German homebuilt aircraft

The Junkers Profly Ultima is a German aerobatic homebuilt aircraft that was designed by Andre Konig and produced by Junkers Profly of Kodnitz, introduced in 1993. When it was available the aircraft was supplied as a kit for amateur construction.

By January 2014 the aircraft was no longer offered by the company.

==Design and development==
The Ultima features a cantilever low-wing, a two-seats-in-side-by-side configuration enclosed cockpit under a bubble canopy, fixed tricycle landing gear with wheel pants and a single engine in tractor configuration.
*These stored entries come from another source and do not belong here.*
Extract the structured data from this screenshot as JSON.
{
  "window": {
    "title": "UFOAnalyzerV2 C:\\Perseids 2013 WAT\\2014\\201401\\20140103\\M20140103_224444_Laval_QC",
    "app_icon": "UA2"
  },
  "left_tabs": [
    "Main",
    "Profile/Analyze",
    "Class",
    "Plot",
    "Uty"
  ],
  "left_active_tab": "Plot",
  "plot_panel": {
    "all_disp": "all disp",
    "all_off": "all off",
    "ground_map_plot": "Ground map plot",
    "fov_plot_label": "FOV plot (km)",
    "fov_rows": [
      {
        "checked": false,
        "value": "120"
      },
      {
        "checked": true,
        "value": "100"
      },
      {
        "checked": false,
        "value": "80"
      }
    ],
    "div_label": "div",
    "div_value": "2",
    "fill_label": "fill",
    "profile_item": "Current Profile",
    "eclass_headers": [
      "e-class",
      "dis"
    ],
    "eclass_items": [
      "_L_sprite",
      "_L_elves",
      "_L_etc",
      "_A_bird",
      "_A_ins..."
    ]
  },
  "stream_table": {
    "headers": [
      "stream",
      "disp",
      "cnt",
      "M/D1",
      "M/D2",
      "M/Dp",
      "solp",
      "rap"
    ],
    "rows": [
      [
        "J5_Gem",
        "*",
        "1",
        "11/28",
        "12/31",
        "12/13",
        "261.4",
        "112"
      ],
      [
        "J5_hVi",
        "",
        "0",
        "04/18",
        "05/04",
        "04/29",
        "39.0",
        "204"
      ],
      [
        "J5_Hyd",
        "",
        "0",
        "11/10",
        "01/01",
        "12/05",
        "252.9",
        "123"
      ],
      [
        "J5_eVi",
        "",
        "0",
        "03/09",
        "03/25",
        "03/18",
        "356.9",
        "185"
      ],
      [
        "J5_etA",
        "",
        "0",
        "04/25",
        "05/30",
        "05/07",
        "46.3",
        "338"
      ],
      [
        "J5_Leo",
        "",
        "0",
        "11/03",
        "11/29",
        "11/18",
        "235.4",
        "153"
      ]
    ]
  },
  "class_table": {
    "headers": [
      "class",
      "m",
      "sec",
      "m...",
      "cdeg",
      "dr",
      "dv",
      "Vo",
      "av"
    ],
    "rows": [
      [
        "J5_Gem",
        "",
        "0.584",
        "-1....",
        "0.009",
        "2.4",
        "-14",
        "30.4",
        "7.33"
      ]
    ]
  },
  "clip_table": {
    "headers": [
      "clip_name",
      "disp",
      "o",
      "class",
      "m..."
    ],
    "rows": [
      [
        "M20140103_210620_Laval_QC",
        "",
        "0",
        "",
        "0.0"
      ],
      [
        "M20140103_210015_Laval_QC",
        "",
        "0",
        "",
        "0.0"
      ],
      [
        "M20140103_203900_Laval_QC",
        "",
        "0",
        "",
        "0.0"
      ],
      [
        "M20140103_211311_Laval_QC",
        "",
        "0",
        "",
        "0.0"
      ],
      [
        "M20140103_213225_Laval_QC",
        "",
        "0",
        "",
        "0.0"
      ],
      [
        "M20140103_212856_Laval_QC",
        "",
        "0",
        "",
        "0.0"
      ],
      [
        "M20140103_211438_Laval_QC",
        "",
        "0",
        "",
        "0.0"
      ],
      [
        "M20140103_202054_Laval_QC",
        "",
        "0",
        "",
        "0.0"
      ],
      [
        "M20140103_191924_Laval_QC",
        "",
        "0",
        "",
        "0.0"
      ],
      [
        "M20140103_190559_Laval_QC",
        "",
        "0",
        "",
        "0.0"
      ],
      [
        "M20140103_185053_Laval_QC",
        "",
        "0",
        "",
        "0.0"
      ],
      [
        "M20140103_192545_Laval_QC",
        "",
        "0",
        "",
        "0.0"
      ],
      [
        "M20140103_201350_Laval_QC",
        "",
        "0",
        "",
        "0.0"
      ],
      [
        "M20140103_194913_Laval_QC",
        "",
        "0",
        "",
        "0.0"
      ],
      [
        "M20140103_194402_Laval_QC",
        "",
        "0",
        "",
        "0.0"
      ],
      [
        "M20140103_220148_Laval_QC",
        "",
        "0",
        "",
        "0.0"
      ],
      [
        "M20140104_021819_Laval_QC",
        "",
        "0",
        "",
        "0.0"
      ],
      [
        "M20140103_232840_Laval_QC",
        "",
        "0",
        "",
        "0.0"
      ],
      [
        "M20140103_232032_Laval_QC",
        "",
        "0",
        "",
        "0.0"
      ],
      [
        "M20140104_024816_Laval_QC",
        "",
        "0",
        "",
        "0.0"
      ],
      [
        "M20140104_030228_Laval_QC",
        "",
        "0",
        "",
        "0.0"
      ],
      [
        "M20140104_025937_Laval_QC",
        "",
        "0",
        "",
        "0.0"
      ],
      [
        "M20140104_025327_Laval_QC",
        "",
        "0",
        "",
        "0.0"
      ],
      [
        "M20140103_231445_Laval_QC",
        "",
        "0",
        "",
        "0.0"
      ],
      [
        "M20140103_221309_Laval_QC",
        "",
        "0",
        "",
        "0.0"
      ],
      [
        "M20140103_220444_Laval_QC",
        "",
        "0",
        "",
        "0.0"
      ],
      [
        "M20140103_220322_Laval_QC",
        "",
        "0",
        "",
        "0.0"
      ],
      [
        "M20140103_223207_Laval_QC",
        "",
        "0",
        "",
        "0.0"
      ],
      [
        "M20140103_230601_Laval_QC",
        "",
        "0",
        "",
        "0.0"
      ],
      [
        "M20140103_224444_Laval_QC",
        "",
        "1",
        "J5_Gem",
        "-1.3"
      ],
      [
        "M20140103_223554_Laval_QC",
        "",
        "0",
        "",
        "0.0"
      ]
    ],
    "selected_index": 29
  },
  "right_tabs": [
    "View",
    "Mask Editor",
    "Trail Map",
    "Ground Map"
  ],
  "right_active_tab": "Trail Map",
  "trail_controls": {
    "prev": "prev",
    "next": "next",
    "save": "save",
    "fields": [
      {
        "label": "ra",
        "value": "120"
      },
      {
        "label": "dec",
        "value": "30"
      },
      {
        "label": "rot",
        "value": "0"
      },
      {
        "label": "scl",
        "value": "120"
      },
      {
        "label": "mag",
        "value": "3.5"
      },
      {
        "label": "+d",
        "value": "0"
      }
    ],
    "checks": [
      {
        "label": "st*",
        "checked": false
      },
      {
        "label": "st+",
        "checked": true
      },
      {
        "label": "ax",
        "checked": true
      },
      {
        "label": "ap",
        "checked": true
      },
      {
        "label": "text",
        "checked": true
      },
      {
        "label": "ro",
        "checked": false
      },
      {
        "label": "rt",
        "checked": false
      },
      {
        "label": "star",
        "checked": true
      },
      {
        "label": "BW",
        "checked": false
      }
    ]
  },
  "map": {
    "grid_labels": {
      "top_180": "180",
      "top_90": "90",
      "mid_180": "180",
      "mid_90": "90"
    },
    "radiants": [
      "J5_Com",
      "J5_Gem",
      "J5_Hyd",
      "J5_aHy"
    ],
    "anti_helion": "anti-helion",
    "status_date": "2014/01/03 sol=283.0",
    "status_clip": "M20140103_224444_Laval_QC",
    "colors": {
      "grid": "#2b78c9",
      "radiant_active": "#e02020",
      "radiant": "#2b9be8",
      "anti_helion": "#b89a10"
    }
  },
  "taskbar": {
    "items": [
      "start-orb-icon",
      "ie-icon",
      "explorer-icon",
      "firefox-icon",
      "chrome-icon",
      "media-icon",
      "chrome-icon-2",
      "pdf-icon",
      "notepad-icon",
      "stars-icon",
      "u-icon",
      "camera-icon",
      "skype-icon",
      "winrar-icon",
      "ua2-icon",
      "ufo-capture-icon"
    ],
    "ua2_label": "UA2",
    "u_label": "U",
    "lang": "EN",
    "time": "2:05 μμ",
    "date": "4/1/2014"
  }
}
The aircraft's 8.2 m span wing mounts flaps and has a wing area of 10.5 m2. The cabin width is 101 cm. The acceptable power range is 50 to 80 hp and the standard engine used is the 80 hp Rotax 912UL four stroke powerplant. For its aerobatic role the Ultima is stressed to +6 and -4 g.

The Ultima has a typical empty weight of 260 kg and a gross weight of 450 kg, giving a useful load of 190 lb. With full fuel of 120 L the payload for pilot, passenger and baggage is just 103 kg.

The manufacturer estimated the construction time from the supplied kit as 400 hours.